Thus, a new study suggests, teachers who succeed in creating a positive environment in school may be responsible for their pupils staying smoke-free. Marion Henderson, who led the study of 5092 pupils from 24 Scottish schools, explains: "The social environment of schools, in particular the quality of teacher-pupil relationships, pupil's attitude to school and the school's focus on caring and inclusiveness, all influence both boys' and girls' smoking habits."
The research team found that, on average, 25percent of males and 39 percent of females aged 15 to 16 reported that they either regularly or occasionally smoked. Also, they found that current school-based anti-smoking interventions are largely ineffective. "Most focus on individual characteristics rather than the environment in which adolescents smoke. Our research has shown that this environment acts to either encourage or discourage smoking", Henderson says.
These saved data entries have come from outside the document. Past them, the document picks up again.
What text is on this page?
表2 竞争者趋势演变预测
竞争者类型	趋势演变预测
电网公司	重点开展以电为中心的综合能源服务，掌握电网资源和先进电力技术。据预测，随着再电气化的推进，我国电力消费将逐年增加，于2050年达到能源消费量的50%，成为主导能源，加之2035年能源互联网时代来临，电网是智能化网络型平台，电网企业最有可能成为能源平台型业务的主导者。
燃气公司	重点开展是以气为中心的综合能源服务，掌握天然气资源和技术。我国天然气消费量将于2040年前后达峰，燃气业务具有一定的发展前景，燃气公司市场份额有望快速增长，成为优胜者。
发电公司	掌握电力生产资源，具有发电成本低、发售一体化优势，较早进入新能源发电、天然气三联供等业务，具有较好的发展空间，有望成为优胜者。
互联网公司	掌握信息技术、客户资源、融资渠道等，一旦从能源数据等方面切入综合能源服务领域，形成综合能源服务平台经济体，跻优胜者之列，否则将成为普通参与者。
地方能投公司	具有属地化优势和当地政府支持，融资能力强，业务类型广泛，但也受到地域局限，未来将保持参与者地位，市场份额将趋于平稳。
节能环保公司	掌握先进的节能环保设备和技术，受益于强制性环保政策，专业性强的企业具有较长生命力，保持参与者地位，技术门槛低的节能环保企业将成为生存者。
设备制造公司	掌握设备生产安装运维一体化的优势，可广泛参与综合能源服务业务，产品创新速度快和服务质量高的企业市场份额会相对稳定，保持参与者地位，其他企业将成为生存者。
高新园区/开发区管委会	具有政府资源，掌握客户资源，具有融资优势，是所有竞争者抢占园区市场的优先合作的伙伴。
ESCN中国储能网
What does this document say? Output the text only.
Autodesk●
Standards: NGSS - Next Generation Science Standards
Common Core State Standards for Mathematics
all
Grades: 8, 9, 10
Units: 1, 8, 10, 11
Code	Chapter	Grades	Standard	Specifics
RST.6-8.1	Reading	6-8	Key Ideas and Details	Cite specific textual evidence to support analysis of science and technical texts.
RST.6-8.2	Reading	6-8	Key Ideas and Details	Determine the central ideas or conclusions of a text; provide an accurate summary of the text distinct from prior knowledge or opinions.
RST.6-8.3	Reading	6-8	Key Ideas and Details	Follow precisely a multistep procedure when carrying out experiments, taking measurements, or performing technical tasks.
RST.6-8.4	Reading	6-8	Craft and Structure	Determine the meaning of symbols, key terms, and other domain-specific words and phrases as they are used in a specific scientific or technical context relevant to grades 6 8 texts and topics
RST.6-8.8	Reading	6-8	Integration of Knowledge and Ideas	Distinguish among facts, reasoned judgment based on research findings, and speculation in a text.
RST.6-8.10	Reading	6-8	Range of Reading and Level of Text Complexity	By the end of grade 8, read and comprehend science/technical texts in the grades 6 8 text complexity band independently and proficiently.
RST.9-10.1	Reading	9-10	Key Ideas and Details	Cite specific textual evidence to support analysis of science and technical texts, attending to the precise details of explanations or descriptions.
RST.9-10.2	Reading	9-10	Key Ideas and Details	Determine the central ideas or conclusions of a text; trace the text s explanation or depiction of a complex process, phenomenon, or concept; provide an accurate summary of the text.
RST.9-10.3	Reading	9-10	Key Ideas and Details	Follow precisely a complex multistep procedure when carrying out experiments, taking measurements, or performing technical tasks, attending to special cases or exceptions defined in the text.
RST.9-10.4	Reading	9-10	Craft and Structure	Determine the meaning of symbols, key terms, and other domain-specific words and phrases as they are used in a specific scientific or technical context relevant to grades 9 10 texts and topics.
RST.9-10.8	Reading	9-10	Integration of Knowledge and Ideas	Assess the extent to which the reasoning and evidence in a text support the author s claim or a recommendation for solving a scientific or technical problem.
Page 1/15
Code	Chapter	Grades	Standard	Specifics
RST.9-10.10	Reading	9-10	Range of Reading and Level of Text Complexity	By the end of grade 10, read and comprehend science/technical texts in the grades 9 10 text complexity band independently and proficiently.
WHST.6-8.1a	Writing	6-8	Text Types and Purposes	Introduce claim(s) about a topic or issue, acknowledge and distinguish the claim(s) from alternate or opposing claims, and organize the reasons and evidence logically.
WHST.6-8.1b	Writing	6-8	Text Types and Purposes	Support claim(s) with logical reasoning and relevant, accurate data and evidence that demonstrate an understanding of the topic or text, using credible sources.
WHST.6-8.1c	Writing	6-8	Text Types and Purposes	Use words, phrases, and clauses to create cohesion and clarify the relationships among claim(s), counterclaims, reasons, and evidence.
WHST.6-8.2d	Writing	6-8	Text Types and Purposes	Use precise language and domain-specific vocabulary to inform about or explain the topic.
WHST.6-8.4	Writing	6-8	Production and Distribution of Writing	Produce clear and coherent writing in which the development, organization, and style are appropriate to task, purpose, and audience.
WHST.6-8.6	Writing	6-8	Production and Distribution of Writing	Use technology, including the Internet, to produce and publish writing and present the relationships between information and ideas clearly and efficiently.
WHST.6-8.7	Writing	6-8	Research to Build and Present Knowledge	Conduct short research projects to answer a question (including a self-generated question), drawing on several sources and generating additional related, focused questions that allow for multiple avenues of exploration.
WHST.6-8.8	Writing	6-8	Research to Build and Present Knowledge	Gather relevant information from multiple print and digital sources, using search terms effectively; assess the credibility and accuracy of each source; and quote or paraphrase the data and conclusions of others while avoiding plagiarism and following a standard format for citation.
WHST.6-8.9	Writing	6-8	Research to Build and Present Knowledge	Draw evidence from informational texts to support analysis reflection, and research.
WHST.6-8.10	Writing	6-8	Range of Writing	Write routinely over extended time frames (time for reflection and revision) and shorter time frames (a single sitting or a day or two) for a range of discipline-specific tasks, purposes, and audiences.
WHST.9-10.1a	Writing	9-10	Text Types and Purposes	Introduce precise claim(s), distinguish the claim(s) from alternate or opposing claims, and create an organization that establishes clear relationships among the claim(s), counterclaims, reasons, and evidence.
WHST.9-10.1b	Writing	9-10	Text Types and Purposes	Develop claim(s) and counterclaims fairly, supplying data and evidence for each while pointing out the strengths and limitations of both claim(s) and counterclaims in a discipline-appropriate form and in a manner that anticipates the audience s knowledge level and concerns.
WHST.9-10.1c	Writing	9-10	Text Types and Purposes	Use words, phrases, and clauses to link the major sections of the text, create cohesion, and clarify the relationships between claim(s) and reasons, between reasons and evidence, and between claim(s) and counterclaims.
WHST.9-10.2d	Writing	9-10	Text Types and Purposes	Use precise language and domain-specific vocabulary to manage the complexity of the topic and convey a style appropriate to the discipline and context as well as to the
'School effects' refer to school-level variations in smoking that remain once other individual influences have been taken into account, such as whether pupils smoke before joining, whether they live with both parents and their amount of personal spending money. The research team found there were clear school effects that could be explained by pupils' attitudes towards school, quality of teacher-pupil relationships and school-level affluence.
Henderson concludes: "Our results suggest that investing in the social environment of schools and endeavouring to make school a positive experience even for less academically able pupils may have the potential to reduce smoking rates, particularly for boys.”